At the start of 2018, I launched my brand, called Voguish Grace – publicizing my journey as a represented model, while collaborating with individuals within my niche to merge and expand our networks. I live by this quote that I created: “When all else seems to fail, enlighten the world with your presence.”

dore the skin you're in beauty
dore the skin you're in beauty


Add yours
  • Four gorgeous women and the intro text is perfection. Can we have another round of this story (part ii) with some aging skin in there? Because oh, the fun to be had when the parts you struggled to accept in the first place start wrinkling up and drooping down! And also because the evolution is half the miracle of it all.

  • Veronica McCarthy August, 22 2019, 2:39

    Oh that’s a brilliant idea, Erin! Would love to do that with aging skin and post pregnancy skin! Both which I find beautiful because of the stories they tell. x V

  • I agree with Erin. I love this piece, but as a woman who is about to be 50, I too would love to see a Part II as well. But I really admire these beautiful, young women for embracing all their beauty. I wish I had when I was younger.

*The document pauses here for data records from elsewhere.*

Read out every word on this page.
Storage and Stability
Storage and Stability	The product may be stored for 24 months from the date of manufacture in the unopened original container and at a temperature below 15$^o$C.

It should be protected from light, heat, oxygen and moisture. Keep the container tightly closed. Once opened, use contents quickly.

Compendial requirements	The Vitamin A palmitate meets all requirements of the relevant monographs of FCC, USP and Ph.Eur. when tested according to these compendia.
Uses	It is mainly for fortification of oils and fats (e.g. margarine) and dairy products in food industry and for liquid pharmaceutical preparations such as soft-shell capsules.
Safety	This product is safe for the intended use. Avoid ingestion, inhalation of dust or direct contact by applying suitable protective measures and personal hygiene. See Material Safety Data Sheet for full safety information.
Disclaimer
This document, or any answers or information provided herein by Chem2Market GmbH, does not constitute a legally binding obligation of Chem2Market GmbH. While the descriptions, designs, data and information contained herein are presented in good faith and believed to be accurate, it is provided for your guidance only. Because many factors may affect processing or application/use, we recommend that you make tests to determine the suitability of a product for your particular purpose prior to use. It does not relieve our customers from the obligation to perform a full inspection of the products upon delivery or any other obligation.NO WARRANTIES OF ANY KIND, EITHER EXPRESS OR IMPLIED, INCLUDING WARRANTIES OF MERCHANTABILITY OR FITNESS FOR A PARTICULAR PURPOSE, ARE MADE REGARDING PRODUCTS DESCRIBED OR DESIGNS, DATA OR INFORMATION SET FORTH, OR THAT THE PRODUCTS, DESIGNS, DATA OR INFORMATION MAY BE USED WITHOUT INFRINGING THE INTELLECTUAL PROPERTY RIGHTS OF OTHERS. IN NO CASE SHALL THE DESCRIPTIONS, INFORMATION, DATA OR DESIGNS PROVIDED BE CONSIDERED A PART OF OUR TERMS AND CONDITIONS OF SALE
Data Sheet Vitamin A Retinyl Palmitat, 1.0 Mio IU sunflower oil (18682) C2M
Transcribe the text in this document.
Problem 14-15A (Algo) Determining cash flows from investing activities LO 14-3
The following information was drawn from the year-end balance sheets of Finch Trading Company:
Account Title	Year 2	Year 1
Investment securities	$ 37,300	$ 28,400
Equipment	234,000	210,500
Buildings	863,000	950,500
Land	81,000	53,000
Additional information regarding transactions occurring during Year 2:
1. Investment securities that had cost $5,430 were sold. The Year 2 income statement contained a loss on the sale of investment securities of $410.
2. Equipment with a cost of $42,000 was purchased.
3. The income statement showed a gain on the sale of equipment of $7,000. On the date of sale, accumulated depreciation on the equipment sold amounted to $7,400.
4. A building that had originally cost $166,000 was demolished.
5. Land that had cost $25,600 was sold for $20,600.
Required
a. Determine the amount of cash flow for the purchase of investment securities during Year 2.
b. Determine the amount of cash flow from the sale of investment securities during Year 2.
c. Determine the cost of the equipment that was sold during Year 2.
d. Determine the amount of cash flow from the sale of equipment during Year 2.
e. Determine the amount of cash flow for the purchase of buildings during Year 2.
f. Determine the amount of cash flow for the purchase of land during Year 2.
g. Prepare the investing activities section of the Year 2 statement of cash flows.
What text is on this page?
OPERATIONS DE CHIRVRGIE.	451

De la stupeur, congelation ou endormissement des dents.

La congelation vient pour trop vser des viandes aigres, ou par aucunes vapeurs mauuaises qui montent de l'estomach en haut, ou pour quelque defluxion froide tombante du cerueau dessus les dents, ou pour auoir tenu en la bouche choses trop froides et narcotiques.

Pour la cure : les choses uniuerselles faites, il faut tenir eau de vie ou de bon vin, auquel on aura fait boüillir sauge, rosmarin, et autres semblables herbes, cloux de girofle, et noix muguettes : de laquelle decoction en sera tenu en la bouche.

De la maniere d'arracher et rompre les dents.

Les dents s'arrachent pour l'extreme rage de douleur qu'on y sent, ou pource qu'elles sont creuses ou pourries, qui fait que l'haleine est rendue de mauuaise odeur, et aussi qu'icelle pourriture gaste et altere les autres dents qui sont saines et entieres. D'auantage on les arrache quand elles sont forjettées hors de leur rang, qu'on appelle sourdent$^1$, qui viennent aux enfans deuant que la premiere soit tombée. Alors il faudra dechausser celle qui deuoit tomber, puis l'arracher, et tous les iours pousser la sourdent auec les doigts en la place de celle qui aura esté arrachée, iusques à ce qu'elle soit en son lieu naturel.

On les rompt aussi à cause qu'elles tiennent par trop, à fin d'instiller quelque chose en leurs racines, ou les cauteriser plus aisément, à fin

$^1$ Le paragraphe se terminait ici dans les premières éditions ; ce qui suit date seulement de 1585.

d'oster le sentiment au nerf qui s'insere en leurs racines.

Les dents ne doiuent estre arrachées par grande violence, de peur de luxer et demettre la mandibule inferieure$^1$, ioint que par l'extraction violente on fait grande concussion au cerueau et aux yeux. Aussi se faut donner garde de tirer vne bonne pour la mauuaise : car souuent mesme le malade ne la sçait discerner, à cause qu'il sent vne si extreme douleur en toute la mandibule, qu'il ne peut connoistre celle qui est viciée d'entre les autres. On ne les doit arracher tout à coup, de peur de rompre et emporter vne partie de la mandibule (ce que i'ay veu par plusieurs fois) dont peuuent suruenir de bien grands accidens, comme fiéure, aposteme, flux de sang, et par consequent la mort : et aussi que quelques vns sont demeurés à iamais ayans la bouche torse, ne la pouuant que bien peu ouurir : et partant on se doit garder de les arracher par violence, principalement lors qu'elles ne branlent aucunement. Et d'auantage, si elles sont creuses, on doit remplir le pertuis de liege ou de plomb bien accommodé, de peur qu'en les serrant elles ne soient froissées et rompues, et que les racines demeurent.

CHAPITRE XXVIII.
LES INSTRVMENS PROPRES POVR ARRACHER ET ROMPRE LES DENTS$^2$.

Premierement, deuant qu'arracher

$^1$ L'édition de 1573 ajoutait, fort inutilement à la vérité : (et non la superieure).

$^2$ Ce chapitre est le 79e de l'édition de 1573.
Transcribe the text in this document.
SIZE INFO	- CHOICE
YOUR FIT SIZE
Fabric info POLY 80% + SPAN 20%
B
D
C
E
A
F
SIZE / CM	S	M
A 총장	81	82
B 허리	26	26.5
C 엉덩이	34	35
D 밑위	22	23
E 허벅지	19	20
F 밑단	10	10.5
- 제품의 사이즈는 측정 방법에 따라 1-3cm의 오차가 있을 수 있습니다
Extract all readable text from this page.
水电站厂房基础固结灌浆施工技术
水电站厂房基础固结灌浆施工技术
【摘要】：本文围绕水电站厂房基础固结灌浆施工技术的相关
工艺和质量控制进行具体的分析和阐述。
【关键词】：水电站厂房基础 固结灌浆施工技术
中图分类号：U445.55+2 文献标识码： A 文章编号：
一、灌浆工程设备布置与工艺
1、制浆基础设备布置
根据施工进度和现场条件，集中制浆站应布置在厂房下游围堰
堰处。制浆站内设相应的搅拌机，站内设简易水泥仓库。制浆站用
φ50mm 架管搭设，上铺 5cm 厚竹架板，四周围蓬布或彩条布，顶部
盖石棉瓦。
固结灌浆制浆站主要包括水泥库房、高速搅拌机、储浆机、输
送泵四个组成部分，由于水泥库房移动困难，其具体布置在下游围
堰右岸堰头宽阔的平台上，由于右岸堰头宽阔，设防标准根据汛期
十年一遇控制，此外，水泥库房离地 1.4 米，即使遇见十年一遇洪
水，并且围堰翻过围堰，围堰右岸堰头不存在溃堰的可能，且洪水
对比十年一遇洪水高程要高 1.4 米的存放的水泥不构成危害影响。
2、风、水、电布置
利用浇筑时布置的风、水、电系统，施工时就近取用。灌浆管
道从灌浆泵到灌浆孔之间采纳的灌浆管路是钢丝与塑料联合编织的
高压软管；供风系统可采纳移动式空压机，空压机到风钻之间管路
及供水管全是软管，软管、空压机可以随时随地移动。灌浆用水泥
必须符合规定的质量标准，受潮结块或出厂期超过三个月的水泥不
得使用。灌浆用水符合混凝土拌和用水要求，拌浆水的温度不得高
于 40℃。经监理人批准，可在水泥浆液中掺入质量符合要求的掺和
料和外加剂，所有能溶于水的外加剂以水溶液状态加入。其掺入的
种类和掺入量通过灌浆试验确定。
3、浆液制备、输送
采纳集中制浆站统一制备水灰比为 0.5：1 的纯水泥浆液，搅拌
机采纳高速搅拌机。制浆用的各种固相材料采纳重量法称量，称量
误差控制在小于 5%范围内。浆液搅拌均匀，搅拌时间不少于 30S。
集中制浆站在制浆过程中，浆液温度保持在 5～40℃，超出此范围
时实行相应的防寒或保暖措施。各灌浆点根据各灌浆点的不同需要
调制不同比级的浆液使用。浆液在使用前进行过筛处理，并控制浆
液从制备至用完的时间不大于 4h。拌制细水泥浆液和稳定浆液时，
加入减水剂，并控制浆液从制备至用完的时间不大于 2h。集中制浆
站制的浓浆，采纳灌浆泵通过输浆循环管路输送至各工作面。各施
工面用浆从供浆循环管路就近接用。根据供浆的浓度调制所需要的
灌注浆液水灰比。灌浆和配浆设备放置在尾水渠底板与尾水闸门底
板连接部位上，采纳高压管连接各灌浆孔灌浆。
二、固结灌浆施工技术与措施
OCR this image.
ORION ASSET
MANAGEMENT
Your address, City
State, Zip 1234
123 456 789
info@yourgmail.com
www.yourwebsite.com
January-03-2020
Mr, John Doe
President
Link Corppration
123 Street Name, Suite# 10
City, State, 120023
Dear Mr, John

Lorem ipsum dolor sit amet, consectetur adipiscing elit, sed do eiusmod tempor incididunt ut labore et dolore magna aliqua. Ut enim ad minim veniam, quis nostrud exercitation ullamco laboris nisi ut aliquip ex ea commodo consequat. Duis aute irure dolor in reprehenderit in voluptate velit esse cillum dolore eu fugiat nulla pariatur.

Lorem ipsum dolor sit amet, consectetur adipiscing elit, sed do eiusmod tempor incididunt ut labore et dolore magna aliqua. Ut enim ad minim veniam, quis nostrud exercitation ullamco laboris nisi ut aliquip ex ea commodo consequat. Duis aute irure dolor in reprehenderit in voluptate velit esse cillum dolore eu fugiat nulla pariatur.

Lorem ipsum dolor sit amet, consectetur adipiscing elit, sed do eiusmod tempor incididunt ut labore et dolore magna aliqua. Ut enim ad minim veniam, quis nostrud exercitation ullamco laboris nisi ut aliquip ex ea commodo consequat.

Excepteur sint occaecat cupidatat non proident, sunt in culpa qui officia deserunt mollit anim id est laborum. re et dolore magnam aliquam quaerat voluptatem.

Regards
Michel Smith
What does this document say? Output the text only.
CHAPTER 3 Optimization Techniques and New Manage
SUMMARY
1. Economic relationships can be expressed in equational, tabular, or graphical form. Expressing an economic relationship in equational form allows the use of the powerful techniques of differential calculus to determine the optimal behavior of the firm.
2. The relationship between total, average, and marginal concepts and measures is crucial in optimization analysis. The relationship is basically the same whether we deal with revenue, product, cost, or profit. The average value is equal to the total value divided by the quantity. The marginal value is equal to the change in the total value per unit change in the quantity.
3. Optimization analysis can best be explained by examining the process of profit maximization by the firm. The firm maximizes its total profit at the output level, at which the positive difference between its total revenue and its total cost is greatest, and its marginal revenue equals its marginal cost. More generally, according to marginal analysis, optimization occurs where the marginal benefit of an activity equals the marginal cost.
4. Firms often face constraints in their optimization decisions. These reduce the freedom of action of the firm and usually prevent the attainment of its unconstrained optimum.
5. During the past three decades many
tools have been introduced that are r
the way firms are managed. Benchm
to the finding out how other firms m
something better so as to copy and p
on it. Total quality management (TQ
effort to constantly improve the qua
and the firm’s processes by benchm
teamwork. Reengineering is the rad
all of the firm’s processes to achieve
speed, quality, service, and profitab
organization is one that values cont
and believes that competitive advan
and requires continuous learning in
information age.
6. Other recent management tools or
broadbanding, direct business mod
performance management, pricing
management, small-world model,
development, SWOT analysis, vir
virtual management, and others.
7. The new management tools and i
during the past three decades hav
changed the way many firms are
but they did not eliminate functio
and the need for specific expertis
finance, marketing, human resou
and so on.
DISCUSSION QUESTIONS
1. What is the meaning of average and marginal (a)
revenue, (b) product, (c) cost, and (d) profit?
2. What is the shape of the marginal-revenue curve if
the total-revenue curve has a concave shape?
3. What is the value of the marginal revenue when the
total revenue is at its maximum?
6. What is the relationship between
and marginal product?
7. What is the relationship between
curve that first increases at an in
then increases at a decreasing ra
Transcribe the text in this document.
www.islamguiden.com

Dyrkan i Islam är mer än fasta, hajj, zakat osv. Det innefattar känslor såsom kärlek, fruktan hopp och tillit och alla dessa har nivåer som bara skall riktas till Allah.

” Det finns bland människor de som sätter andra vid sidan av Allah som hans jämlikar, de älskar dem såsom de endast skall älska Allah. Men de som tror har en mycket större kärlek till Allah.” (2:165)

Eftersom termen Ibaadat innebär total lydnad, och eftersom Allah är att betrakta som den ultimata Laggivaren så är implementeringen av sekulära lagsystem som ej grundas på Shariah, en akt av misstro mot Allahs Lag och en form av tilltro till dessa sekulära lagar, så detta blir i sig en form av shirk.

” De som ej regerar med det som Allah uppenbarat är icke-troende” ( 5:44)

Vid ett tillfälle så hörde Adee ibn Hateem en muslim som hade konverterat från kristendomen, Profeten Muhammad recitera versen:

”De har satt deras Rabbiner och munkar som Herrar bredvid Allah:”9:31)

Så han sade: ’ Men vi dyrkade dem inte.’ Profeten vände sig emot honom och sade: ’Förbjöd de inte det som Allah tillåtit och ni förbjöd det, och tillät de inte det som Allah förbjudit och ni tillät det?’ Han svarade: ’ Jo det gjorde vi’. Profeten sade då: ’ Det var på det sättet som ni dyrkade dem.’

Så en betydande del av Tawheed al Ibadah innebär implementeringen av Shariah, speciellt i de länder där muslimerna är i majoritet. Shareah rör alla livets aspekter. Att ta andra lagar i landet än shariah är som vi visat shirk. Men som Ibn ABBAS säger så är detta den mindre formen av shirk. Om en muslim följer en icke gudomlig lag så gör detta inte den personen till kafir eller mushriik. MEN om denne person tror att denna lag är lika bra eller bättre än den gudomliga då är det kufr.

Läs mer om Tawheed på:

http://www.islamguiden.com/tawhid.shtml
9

  • Just another vote for a Part 2 – the midlife series .

  • C. Swash August, 22 2019, 12:55 / Reply

    So beautiful!

  • I want to be the first one to say thank you, thank you, Veronica, for validating this skin reality! I started developing freckles/moles on my back in the 90’s and horrified reactions from massage therapists and friends at that time made me feel like a pariah for years. I avoided low-back clothing for the longest time. Now it’s simply part of – Me! :D

  • This is one of the many reasons I like tattoos – it feels like claiming back body parts… I wasn’t feeling great about my upper arms but now I have a beautiful mountainscape there and I love it! Next will be a thigh tattoo I think…

  • Diarra Yaw August, 22 2019, 5:20 / Reply

    MORE OF THIS! Yes…ladies! All so beautiful. Thank you for being vulnerable with us.

  • Beautiful ladies & inspiring stories. Well done!

  • There is such beauty in accepting the body you were given. As a woman with scoliosis, I’ve come to love my curvy spine. Yes, my one hip is higher than the other, but I think it gives me character!

    I don’t know what you guys have been doing over there at We Are Dore, but the content the past few days has been awesome. Keep it up.

  • This is what I needed to see and read. Once again, Dore Team, outstanding work. More of this please!

  • I absolutely LOVE this story! I’m just surprised that freckles are something you have to accept. I learned this after the whole discussion surrounding Meghan Markle and accepting her freckles and I was like, wait…, what? Are my freckles even a thing? I was stunned. I always considered them my favourite thing about myself. Never wear foundation (even when I was a teenager with problem skin) because of them. Happy to read you love them now too. Just surprised how many people feel otherwise.

  • Until I saw this I did not even think that my millions of moles might be a thing to be ashamed of.

  • Loved these stories of each of these beautiful women. More of this please!

  • Beautiful post. I only wish that you had included someone with facial acne scars or other facial scars. I have lots of three dimensional acne scars and there’s really no way to cover them up. They’re a part of who I am and honestly I don’t usually think about them nor let them define me. That is, until I see a photo of myself and remember that what everyone else sees is very different from how I see myself!

  • american October, 7 2021, 9:14


  • What a beautiful post and such beautiful women/humans! Thank you for sharing this and thank you to the ladies for sharing their stories.

  • american October, 5 2021, 11:04 / Reply

    somebody who’s been living with hormonal (cystic) acne my whole life, and having a pretty bad stretch of it now, I appreciate this so much. I feel angry and sad that I put my body through harsh chemicals that don’t work, torture it with strong topical solutions, apply makeup daily (even at home by myself because the sight in the mirror pulls me into such a deep depression, – all for the hope of archiving See’s lollipop kinda skin everyone “seems” to have.

    I’d love to see more “real” people with common issues so someone like me can feel ok with what we have. Thank you for the honestly, Veronica!